Data Provenance

Anyone who has worked with archival materials before (which we may assume encompasses some of the lesson’s intended audience!) is likely familiar with the concept of provenance, referring to the origins of something (e.g. a collection or archival fonds). Data provenance, then, traces the origins and lineage of your dataset throughout its lifecycle including:

where you got the data from
what transformations your performed upon the data
what steps you took during your analysis of the data and the thinking behind it

Documenting the provenance of your data helps to establish the accuracy, reliability and authenticity of your results and also allows you to trace back and correct errors when you discover them later in the textual data analysis workflow. It is also good practice to make well-named (i.e. easy to identify from the filename alone) copies of the dataset as you move through the stages of the workflow to avoid unintentionally and irreversibly transforming the data.

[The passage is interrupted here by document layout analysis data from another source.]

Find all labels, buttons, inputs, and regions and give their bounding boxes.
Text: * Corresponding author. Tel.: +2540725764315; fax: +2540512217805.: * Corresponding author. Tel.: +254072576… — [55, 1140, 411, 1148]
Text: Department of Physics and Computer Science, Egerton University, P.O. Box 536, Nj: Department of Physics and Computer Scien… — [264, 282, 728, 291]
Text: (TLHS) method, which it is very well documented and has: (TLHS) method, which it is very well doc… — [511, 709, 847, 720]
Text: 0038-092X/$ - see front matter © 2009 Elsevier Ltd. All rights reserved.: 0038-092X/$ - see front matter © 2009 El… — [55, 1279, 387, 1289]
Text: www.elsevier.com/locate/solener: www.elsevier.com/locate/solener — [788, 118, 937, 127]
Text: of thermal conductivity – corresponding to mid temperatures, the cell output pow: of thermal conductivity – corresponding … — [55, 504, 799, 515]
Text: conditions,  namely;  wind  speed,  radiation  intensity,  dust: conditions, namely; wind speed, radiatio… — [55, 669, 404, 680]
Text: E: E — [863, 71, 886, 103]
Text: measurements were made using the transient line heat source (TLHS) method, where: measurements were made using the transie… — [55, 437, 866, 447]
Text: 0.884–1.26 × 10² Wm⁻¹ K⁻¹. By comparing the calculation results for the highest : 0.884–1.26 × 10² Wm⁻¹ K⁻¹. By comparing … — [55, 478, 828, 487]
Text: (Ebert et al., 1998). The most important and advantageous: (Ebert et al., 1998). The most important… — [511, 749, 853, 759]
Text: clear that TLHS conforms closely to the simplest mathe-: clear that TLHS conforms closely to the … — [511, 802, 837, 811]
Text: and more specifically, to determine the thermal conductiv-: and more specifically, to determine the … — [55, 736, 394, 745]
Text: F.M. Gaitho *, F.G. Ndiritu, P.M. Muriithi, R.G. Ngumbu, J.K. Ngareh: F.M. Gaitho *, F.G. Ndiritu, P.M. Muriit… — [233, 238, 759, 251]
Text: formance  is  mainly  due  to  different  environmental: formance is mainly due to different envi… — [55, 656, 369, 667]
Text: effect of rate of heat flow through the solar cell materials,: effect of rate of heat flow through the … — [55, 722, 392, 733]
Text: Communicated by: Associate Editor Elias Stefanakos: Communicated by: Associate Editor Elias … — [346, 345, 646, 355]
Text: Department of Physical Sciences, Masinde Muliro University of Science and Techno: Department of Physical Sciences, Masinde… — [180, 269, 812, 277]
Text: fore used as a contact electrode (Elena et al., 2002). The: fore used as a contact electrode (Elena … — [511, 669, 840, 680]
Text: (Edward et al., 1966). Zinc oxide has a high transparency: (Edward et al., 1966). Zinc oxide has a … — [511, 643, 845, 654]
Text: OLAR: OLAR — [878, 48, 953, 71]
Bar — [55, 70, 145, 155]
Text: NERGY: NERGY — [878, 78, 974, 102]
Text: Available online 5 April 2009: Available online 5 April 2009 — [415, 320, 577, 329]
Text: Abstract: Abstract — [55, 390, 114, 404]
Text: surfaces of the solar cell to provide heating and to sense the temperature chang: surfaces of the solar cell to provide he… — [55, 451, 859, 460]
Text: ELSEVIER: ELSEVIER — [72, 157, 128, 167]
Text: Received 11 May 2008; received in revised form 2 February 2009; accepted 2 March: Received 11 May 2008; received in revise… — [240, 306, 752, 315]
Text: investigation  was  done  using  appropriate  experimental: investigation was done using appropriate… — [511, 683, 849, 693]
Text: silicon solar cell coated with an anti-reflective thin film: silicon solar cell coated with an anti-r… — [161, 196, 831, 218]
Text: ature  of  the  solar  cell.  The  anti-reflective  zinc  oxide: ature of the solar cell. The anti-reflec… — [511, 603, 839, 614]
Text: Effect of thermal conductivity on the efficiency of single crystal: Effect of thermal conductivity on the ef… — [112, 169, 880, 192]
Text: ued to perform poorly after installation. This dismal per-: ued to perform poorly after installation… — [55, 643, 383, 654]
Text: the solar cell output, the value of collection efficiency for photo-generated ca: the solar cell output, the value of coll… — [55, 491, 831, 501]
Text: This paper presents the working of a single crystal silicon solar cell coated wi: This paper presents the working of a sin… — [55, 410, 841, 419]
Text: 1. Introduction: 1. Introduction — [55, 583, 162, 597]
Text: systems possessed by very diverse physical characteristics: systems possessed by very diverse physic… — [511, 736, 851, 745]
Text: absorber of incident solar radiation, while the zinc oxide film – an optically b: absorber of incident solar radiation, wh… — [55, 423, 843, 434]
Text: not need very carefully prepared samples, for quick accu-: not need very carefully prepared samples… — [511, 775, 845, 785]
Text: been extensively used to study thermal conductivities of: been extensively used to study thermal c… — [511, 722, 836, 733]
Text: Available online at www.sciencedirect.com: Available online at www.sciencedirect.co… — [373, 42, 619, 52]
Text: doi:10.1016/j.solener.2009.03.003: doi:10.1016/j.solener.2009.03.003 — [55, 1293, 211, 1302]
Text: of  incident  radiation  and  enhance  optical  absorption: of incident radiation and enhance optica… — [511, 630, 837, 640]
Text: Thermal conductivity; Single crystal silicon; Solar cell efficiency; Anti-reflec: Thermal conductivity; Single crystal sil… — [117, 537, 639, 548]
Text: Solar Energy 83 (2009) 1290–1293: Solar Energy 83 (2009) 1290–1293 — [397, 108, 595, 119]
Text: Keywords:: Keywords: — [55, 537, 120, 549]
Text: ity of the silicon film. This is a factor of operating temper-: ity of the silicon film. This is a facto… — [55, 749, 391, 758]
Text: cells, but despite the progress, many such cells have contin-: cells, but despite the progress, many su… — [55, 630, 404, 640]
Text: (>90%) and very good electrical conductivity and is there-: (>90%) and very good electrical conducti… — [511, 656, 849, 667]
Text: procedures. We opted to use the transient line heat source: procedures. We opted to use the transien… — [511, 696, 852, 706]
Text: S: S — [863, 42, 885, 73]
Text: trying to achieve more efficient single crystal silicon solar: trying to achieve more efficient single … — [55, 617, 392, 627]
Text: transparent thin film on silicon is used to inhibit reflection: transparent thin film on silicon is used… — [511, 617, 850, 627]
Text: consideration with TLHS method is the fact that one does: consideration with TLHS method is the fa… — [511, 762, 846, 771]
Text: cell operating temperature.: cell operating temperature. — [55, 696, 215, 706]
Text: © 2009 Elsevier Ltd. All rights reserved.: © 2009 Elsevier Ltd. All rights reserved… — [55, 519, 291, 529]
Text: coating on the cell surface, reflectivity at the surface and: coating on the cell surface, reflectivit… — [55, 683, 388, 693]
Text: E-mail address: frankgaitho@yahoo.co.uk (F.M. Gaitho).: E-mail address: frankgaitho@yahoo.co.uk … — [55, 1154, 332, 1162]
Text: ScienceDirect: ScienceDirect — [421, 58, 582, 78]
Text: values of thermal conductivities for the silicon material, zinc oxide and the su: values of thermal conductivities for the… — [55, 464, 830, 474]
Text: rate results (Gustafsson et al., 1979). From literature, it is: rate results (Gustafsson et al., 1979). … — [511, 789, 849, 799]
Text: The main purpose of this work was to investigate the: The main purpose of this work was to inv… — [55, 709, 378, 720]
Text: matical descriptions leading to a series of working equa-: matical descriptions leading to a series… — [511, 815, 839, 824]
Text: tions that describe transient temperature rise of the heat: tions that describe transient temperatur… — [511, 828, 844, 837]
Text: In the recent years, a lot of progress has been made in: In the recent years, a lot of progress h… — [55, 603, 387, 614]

If you are using a tool like OpenRefine for pre-processing, some of the provenance documentation can be automated; as we will see in “Exporting the Data,” OpenRefine keeps track of every operation you perform which can be exported in JSON format.

A more detailed discussion of data provenance is outside of the scope of the current lesson, but if you wish to pursue the topic further, “Datasheets for Datasets” by Gebru et al. offers a thorough introduction - and a thoughtful approach - to the topic. For other provenance tools, you can explore Paolo Missier’s “Provenance Standards” and the Provenance Tools page created by the Provenance@Harvard group at Harvard University.